12 JUILLET 2020
Dans le silence de la terre, la puissante germination de la Parole
NOUS venons d’entendre la parabole du Semeur. Mais cette merveille de la nature n’est qu’une lointaine image d’une bien autre aventure, celle de la Parole de Dieu, reçue dans une âme plus ou moins disposée, dont l’énergie secrète vise toute à produire du fruit en s’aidant des éléments favorables, eau baptismale et souffle de l’Esprit-Saint.
C’est l’œuvre admirable et pathétique du prêtre de jeter la graine, sans fatigue, au long des années et rarement savoir ce qui naîtra d’elle.

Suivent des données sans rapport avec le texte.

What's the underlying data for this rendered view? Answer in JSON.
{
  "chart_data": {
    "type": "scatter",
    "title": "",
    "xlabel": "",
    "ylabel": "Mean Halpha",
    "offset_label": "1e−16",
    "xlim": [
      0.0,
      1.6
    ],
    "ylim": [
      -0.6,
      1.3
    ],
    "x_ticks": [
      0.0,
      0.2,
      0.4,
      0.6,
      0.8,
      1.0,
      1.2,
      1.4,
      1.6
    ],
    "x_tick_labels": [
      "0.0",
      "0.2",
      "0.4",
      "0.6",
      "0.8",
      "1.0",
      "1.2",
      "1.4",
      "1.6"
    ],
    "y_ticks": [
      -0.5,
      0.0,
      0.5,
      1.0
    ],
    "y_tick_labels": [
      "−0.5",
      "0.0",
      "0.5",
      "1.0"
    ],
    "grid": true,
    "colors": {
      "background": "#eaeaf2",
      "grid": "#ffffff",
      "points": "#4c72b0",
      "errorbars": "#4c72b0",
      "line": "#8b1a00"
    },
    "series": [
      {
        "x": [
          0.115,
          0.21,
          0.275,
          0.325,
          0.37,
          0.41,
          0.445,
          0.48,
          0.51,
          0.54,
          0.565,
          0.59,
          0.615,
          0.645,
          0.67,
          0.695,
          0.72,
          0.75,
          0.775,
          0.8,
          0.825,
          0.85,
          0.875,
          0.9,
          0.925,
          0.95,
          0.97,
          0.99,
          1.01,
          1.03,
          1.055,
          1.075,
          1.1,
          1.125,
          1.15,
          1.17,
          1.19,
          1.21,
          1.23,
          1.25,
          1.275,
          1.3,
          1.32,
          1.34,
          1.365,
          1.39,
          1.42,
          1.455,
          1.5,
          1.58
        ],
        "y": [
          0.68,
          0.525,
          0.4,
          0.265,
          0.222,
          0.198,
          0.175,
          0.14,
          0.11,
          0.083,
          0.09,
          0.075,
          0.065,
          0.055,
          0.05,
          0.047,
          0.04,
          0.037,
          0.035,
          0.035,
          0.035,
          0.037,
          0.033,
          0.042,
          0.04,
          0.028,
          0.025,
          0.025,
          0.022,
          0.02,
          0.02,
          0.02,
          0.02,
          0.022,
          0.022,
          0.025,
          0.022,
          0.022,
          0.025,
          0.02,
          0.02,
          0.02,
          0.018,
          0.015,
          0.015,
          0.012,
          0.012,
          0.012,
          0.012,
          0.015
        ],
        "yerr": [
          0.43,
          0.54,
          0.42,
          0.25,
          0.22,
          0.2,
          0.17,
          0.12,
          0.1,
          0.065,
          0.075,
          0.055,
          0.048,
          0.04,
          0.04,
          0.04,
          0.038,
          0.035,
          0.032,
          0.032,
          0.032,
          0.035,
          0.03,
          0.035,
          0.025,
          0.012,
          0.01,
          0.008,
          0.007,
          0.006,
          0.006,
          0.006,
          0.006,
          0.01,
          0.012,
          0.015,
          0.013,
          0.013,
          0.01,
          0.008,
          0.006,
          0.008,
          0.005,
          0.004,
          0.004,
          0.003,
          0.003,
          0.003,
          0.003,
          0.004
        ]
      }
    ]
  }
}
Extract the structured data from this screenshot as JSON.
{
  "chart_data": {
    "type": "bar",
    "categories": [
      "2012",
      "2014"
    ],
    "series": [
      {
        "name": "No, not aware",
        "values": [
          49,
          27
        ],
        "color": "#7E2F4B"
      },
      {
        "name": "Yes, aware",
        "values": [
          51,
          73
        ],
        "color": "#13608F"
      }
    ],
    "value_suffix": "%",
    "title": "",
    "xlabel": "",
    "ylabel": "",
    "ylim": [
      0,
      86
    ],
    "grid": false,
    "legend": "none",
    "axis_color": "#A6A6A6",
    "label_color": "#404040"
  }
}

Qu’ils sont de beaux exemples ces prêtres français que nous avons connus, ces missionnaires que nos vieux pays ont envoyés sous tous les climats, ensemençant de nouveaux champs avec cette patience du paysan qui laisse l’œuvre se faire, sans la gêner, sans la précipiter et, lorsque rien ne vient, sans découragement continuent et reprennent leur prédication. La terre ne ment pas. C’est aussi vrai des âmes. Il en est de même du champ apostolique. L’ensemence bien celui qui travaille par amour et pour le service du Maître, sans la cupidité de la récolte !
Dans l’âme du paysan règnent une certitude aveugle et calme, celle de la force de la graine, une confiance tranquille dans l’harmonie favorable des éléments et des saisons. Et malgré tout ce qu’il sait des dangers, il escompte une bonne récolte. Il sait qu’elle peut dormir longtemps, prendre couleur de terre et fondre toute sans se perdre pourtant. Un jour, dans la nuit de son sanctuaire, elle renaîtra, poussera un germe puis crèvera le sol à foison ; dès lors elle ne cessera plus de fructifier au centuple.
Vous ne croyez pas assez à la force inouïe de ces moindres paroles venues du Christ et descendues jusqu’à vos cœurs ! Ne dites pas : c’est faute d’avoir reçu, car vous avez été comblés par l’Église votre Mère et le soleil de Dieu qui n’a pas manqué, ni l’eau ni le vent de l’Esprit. Quand donc la terre va-t-elle secouer sa torpeur ?
C’est l’autre face du mystère que cette obscure, aveugle, indisciplinée énergie de la terre. Chacun fructifie selon ses dispositions profondes. C’est une angoisse pour certains apôtres, pour d’autres une peine lancinante cachée sous une froideur voulue, pour la plupart une sérénité héroïque... le mystère de cette terre qui peut-être ne rendra jamais la semence engloutie ! Mais ce souci se résorbe dans une confiance plus haute.
O âme, sois constante ! Car dans le silence de la terre, à toi seule appartient de conserver la parole de Dieu et la laisser mûrir en toi. Dieu te l’a envoyée : Jésus s’est donné à toi, l’Église l’a déposé en ton sein. Son exemple est gravé en ton esprit, son Humanité Sainte a fait de toi son sanctuaire, enfin Lui-même t’a instruite par ses prêtres. Toi seule maintenant chaque jour dois nourrir cette semence de vie éternelle. Œuvre de longue patience, où nul ne peut te remplacer. Au jour de la moisson, personne ne prendra garde à toi si tu as laissé dépérir le trésor qui t’avait été donné ; mais si tu l’as fait revivre au centuple, tu seras alors, ô joie ! la joie de ton Maître.